WARNING! It is extremely easy to put the motor blocks back together wrong! The 2 axle motor blocks are different from the 3 axle ones. Read my site under usat locos. Note the position of the "bushings" in the motor block when you take the "lid" off. Follow my tip to hold up the motor block from underneath when reassembling. Do it wrong and you trash the gears. Guaranteed. 

It's not hard to do, but if you don't follow the procedure to ensure the axle does not shift when reassembling, you will damage the gears. 

You have been forwarned. 

Regards, Greg


----------



## cj and m (Feb 6, 2010)

Thanks for the reply Greg . I replaced the original motor block with one that I knew functioned correctly and still the engine would not pick up from the one side . The problem has to be somewhere between the motor block and wherever . A little history of this engine . I bought it new a few years back and it ran great , then all of a sudden for some reason this problem developed . I'm wondering if the connector is bad or maybe the main circut board. I'm about ready to pull the gears out of it and make it a "dummy" unit !


----------



## John J (Dec 29, 2007)

Welcome to MLS Mike. If you changed the motor blocks and the problem is still there then I would think it is in the boards it self. If there are only 4 wires coming from the motor block.....Two have to be motor Wires Two Contact wires.

I would do a continuity check with your meter Two wires will show some kind of resistance the other two nothing. Does this have sliders? YOu should get continuity from the sliders to one of the wires coming from the block 

But as I said before I do not think you have a motor block problem. 
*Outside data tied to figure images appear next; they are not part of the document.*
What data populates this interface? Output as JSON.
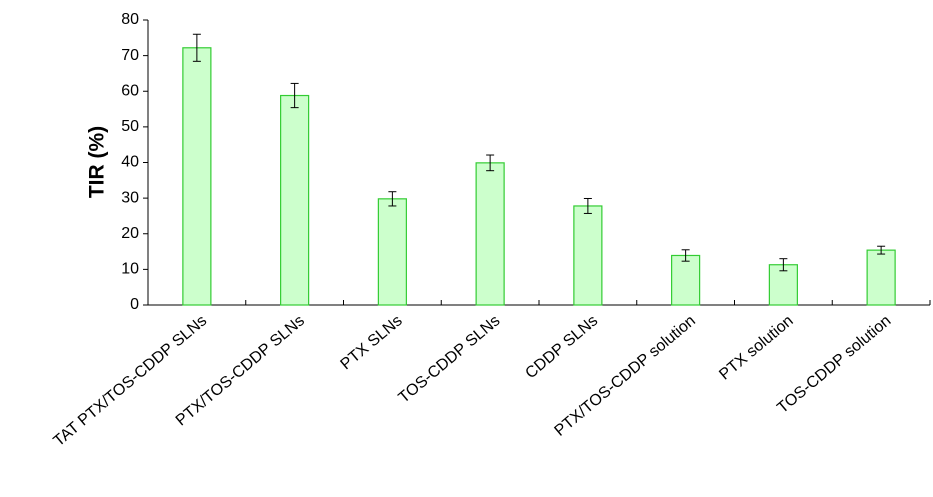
{
  "chart_data": {
    "type": "bar",
    "y_label": "TIR (%)",
    "categories": [
      "TAT PTX/TOS-CDDP SLNs",
      "PTX/TOS-CDDP SLNs",
      "PTX SLNs",
      "TOS-CDDP SLNs",
      "CDDP SLNs",
      "PTX/TOS-CDDP solution",
      "PTX solution",
      "TOS-CDDP solution"
    ],
    "values": [
      72.2,
      58.8,
      29.8,
      39.9,
      27.8,
      13.9,
      11.3,
      15.4
    ],
    "errors": [
      3.8,
      3.4,
      2.0,
      2.2,
      2.1,
      1.6,
      1.7,
      1.1
    ],
    "color": "#ccffcc",
    "edge_color": "#33cc33",
    "ylim": [
      0,
      80
    ],
    "yticks": [
      0,
      10,
      20,
      30,
      40,
      50,
      60,
      70,
      80
    ],
    "grid": false
  }
}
What about switched the motor blocks end to end. Does the Problem follow the block?


----------



## cj and m (Feb 6, 2010)

Hi John, Its not the motor block . I switched them end to end and even tried one from another unit and still no pick up from the left front. I'm getting juice to the board. If I put the connection to the front truck it shows voltage and likewise when I put it to the rear truck it shows voltage. When I criss cross the wires from the good pick ups I get voltage, but when I do it from the bad corner I don't. Crazey hugh . I'll try a new one from Charlie Roe. I'll keep my fingers crossed.


----------



## Dan Pierce (Jan 2, 2008)

Sometimes you get a bad crimp on a wire where there is insulation in the crimp preventing solid contact with the wire. 
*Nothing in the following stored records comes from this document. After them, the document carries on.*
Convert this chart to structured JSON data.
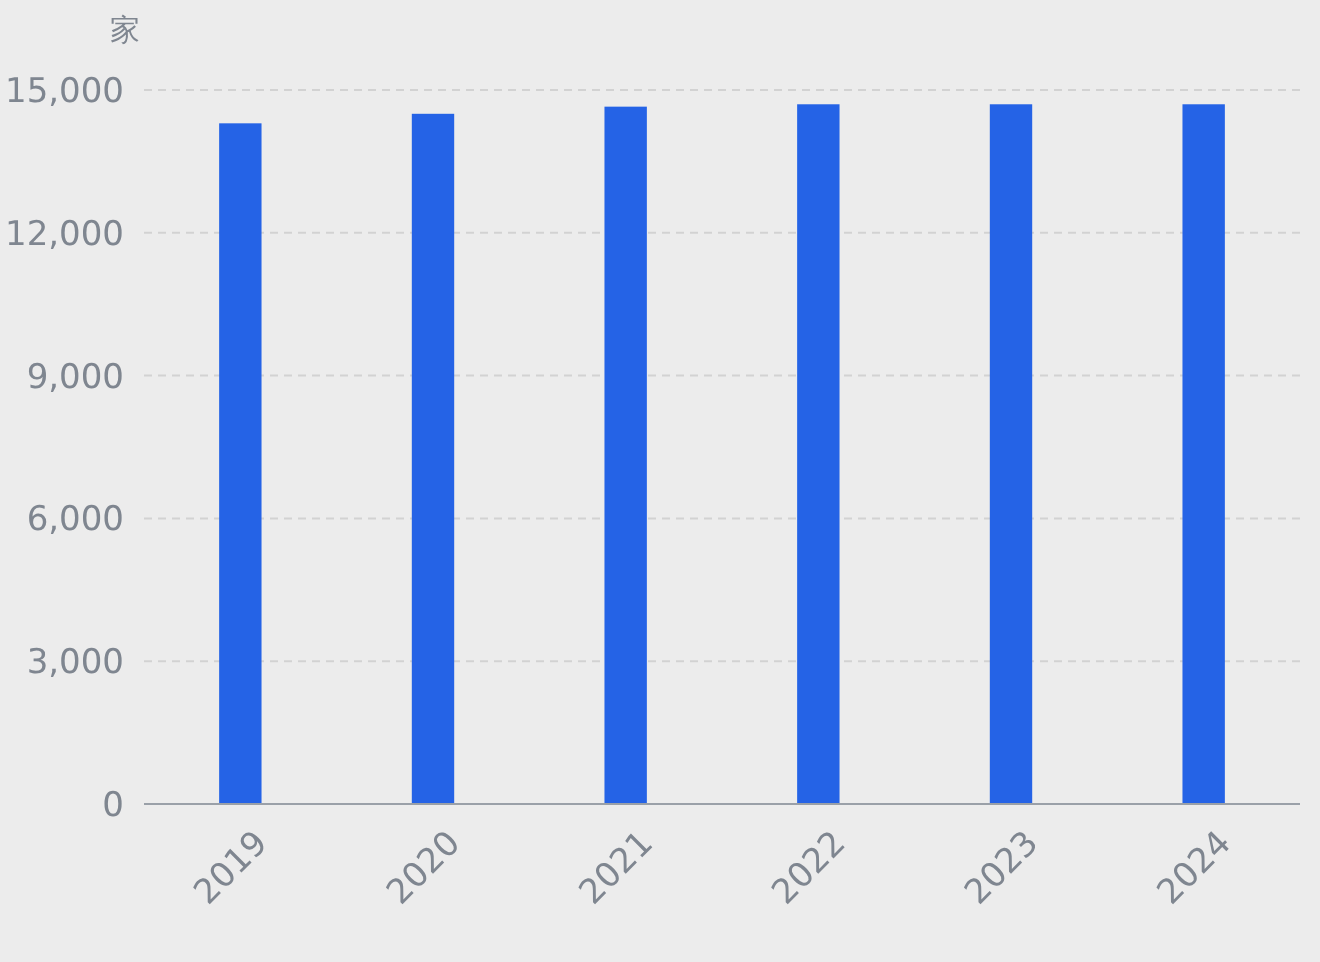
{
  "chart_data": {
    "type": "bar",
    "ylabel": "家",
    "categories": [
      "2019",
      "2020",
      "2021",
      "2022",
      "2023",
      "2024"
    ],
    "values": [
      14300,
      14500,
      14650,
      14700,
      14700,
      14700
    ],
    "color": "#2563e6",
    "ylim": [
      0,
      15000
    ],
    "yticks": [
      0,
      {
        "value": 3000,
        "label": "3,000"
      },
      {
        "value": 6000,
        "label": "6,000"
      },
      {
        "value": 9000,
        "label": "9,000"
      },
      {
        "value": 12000,
        "label": "12,000"
      },
      {
        "value": 15000,
        "label": "15,000"
      }
    ],
    "grid": "y"
  }
}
The motor blocks are OK as you swapped front and rear and the problem stayed with the engine, not the motor block. 

Perhaps there is a bad solder joint on the circuit board or a broken/burnt etch? 
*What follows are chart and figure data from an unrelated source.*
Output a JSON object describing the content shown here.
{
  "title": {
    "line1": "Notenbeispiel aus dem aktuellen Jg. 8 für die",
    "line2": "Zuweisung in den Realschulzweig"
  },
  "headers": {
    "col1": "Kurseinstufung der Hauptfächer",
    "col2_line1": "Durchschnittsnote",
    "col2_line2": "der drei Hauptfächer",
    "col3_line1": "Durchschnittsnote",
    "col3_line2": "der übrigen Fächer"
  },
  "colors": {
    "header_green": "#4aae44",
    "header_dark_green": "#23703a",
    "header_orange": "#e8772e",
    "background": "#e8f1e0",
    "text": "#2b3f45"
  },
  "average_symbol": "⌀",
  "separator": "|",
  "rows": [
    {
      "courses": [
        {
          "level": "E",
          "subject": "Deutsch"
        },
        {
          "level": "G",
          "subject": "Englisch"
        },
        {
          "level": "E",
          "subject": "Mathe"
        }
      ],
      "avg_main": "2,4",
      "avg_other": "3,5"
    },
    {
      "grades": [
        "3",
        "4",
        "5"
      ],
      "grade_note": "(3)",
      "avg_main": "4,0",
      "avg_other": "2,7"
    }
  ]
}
You should be able to meter out the wires from one block to the other and find the ""open"" and repair it. 

If you had the engine on a piece of track when measuring voltage, you could have been mislead. 

Place the engine on a work bench and just measure the ohms on the side not working to find root cause.


----------



## cj and m (Feb 6, 2010)

Thanks for all the advice ! I have to admit my electronic ability is very limited.


----------



## tomplatten (Sep 12, 2008)

I had a USA NW-2 with the same problem on the front truck! I finally gave up and sold it!


----------



## Santafe 2343 (Jan 2, 2008)

*I have had two go bad on me, the same way, a GP-38 and a GP-9 then I repaired 4 others for friends. It always turned out to be the circuit board burnt. The worst one he had was his NW-2 Switcher, we took all the circuit boards out of that one and made it strickly battery operated. I just got rid of all mine. *


----------



## aceinspp (Jan 2, 2008)

I would check when opening the motor brick and make sure all wires there are making contact. I've had a similar problem but was able to correct by checking all connections. Later RJD


----------



## cj and m (Feb 6, 2010)

Thanks guys for all the responses ! This is a GREAT website ! I decided to put it all back thgether and run it as is for now , making sure the wheels and sliders are clean totally . I ran it like that last year . This was one of my winter projects . Maybe someday i'll get another circut board and see what happens . Have fun !


----------



## Johnn (Jan 5, 2010)

I have 2 GP-38s with over a 100 in service hours on them with no issues. they really do run flawless, Thanks USA trains for making top notch stuff.
Johnn


----------



## cj and m (Feb 6, 2010)

I called Charles Roe today and they told me it was the circut board . He said that it derailed at one point and the trucks shorted across the rails causing the board to burn out . It sounded as if they have dealt with this issue before . A new board is $35.00 plus shipping . Your right , I have had great performance from my USA equiptment as well . This was my first problem with any of their products .


----------